David J. Danelo




David Danelo graduated from the U.S. Naval Academy in 1998 and served seven years as an infantry officer in the Marine Corps. In 2004, then-Captain Danelo served near Fallujah with the First Marine Expeditionary Force as a convoy commander, intelligence officer and provisional executive officer for a rifle company.  He was awarded a Purple Heart and a commendation for valor during his tour in Iraq.


In 2005, after Danelo left active duty, the U.S. Naval Institute commissioned him as a freelance correspondent for Proceedings, their flagship publication. He spent a week reporting from the Gulf Coast after Hurricane Katrina, and a month covering the U.S. military in Ethiopia, Kenya, and Djibouti. The same year, Danelo traveled to Vietnam to write a comparison of modern-day Vietnam and Iraq for Nguoi Viet Daily, the largest Vietnamese newspaper in North America.




Danelo's first book, Blood Stripes: The Grunt's View of the War in Iraq, was published in 2006.  A third-person account of five corporals and sergeants who deployed to Iraq in 2004, Blood Stripes was awarded the 2006 Silver Medal (Military History) by the Military Writers Society of America. It was also named a Notable Book of 2006 by the U.S. Naval Institute and is on a mandatory reading list created by General James Mattis for Marines deploying to Iraq and Afghanistan.


 


From 2006-2007, Danelo edited ON Point, an internationally-themed website specializing in news and analysis of the Iraq and Afghanistan wars.  That year, the Naval Institute selected Danelo as "Co-author of the Year" for his work as their first foreign correspondent.  He also wrote for the Los Angeles Times, New York Post, Marine Corps Gazette, Military.com, and Parade Magazine.

After writing a March 2007 cover story on the future of the Iraqi Army for Parade, Danelo spent three months traveling from the Gulf of Mexico to the Pacific Ocean for The Border: Exploring the U.S.-Mexican Divide. An investigation into a region that has rapidly become a conflict zone, The Border includes interviews with Border Patrol agents, local politicians, police officers, immigration activists, deported migrants, and religious officials. The Border is the first literary exploration of the 1,952 mile US-Mexico border from coast-to-coast, as well as the first detailed examination of the border conflict by an Iraq war veteran.




Because of his non-
partisan, educational approach, Danelo’s work has been endorsed by The Economist, former Secretary of State George Shultz, and the Military Writers Society of America, who awarded The Border a 2008 Gold Medal (Current Events).  Texas Books in Review called The Border, “an unequivocally compelling read.”
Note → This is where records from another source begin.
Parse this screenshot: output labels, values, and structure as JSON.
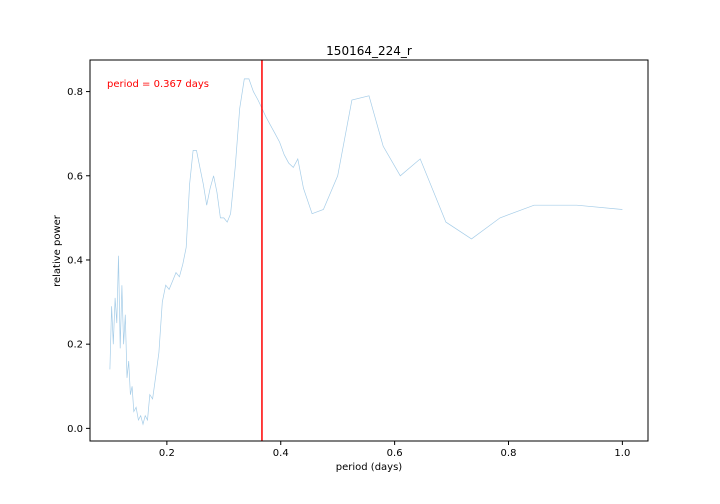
{
  "chart_data": {
    "type": "line",
    "title": "150164_224_r",
    "xlabel": "period (days)",
    "ylabel": "relative power",
    "xlim": [
      0.065,
      1.045
    ],
    "ylim": [
      -0.03,
      0.875
    ],
    "xticks": [
      0.2,
      0.4,
      0.6,
      0.8,
      1.0
    ],
    "xtick_labels": [
      "0.2",
      "0.4",
      "0.6",
      "0.8",
      "1.0"
    ],
    "yticks": [
      0.0,
      0.2,
      0.4,
      0.6,
      0.8
    ],
    "ytick_labels": [
      "0.0",
      "0.2",
      "0.4",
      "0.6",
      "0.8"
    ],
    "grid": false,
    "line_color": "#a6cde8",
    "marker_color": "#ff0000",
    "marker_x": 0.367,
    "annotation": "period = 0.367 days",
    "series": [
      {
        "x": [
          0.1,
          0.103,
          0.106,
          0.109,
          0.112,
          0.115,
          0.118,
          0.121,
          0.124,
          0.127,
          0.13,
          0.133,
          0.136,
          0.139,
          0.142,
          0.146,
          0.15,
          0.154,
          0.158,
          0.162,
          0.166,
          0.17,
          0.175,
          0.18,
          0.186,
          0.192,
          0.198,
          0.204,
          0.21,
          0.216,
          0.222,
          0.228,
          0.234,
          0.24,
          0.246,
          0.252,
          0.258,
          0.264,
          0.27,
          0.276,
          0.282,
          0.288,
          0.294,
          0.3,
          0.306,
          0.312,
          0.32,
          0.328,
          0.336,
          0.344,
          0.352,
          0.36,
          0.367,
          0.374,
          0.382,
          0.39,
          0.398,
          0.406,
          0.414,
          0.422,
          0.43,
          0.44,
          0.455,
          0.475,
          0.5,
          0.525,
          0.555,
          0.58,
          0.61,
          0.645,
          0.69,
          0.735,
          0.785,
          0.845,
          0.92,
          1.0
        ],
        "y": [
          0.14,
          0.29,
          0.2,
          0.31,
          0.25,
          0.41,
          0.19,
          0.34,
          0.2,
          0.27,
          0.12,
          0.16,
          0.08,
          0.1,
          0.04,
          0.05,
          0.02,
          0.03,
          0.01,
          0.03,
          0.02,
          0.08,
          0.07,
          0.12,
          0.18,
          0.3,
          0.34,
          0.33,
          0.35,
          0.37,
          0.36,
          0.39,
          0.43,
          0.58,
          0.66,
          0.66,
          0.62,
          0.58,
          0.53,
          0.57,
          0.6,
          0.56,
          0.5,
          0.5,
          0.49,
          0.51,
          0.62,
          0.76,
          0.83,
          0.83,
          0.8,
          0.78,
          0.76,
          0.74,
          0.72,
          0.7,
          0.68,
          0.65,
          0.63,
          0.62,
          0.64,
          0.57,
          0.51,
          0.52,
          0.6,
          0.78,
          0.79,
          0.67,
          0.6,
          0.64,
          0.49,
          0.45,
          0.5,
          0.53,
          0.53,
          0.52
        ]
      }
    ]
  }
}
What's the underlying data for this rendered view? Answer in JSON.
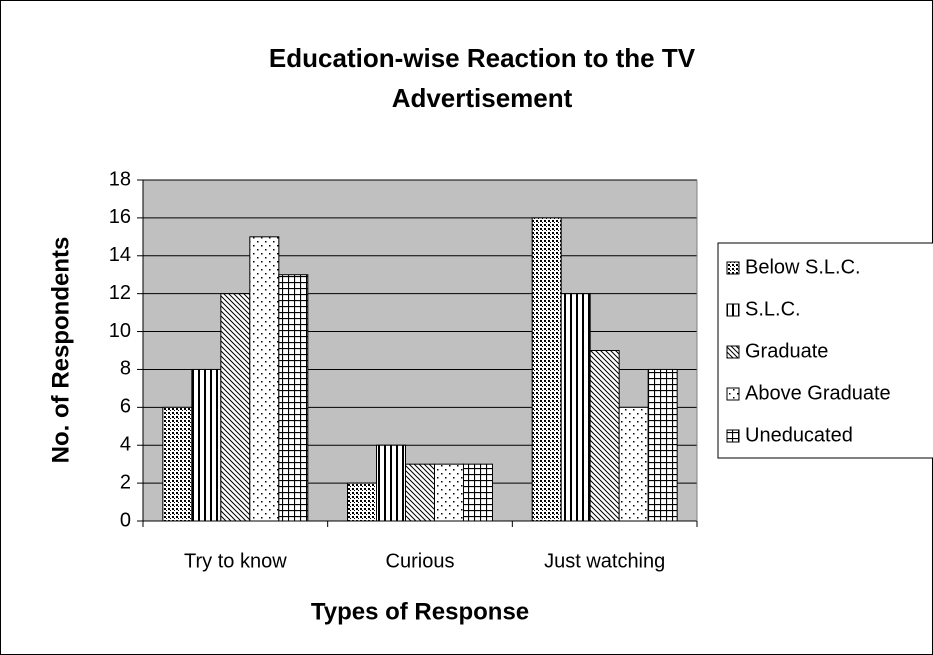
{
  "chart_data": {
    "type": "bar",
    "title": "Education-wise Reaction to the TV Advertisement",
    "x_label": "Types of Response",
    "y_label": "No. of Respondents",
    "categories": [
      "Try to know",
      "Curious",
      "Just watching"
    ],
    "series": [
      {
        "name": "Below S.L.C.",
        "values": [
          6,
          2,
          16
        ]
      },
      {
        "name": "S.L.C.",
        "values": [
          8,
          4,
          12
        ]
      },
      {
        "name": "Graduate",
        "values": [
          12,
          3,
          9
        ]
      },
      {
        "name": "Above Graduate",
        "values": [
          15,
          3,
          6
        ]
      },
      {
        "name": "Uneducated",
        "values": [
          13,
          3,
          8
        ]
      }
    ],
    "ylim": [
      0,
      18
    ],
    "yticks": [
      0,
      2,
      4,
      6,
      8,
      10,
      12,
      14,
      16,
      18
    ],
    "grid": true,
    "legend": "right"
  }
}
From 2009 until 2011, Danelo was a Senior Fellow with the Foreign Policy Research Institute
, where he completed an extended field study of northern Mexico and produced a series of talks and papers about the geopolitics of the region. During the same time, Mr. Danelo was also frequently retained as a subject matter expert for the U.S. State Department's Anti-Terrorism Assistance Program, where he assessed and evaluated security along several international borders.

In June 2011, David Danelo was appointed Executive Director of U.S. Customs and Border Protection’s Office of Policy and Planning. In this position, Danelo leads, directs and guides strategic plans and policy for the 60,000-person law enforcement organization responsible to the American people for safeguarding  at and beyond the borders.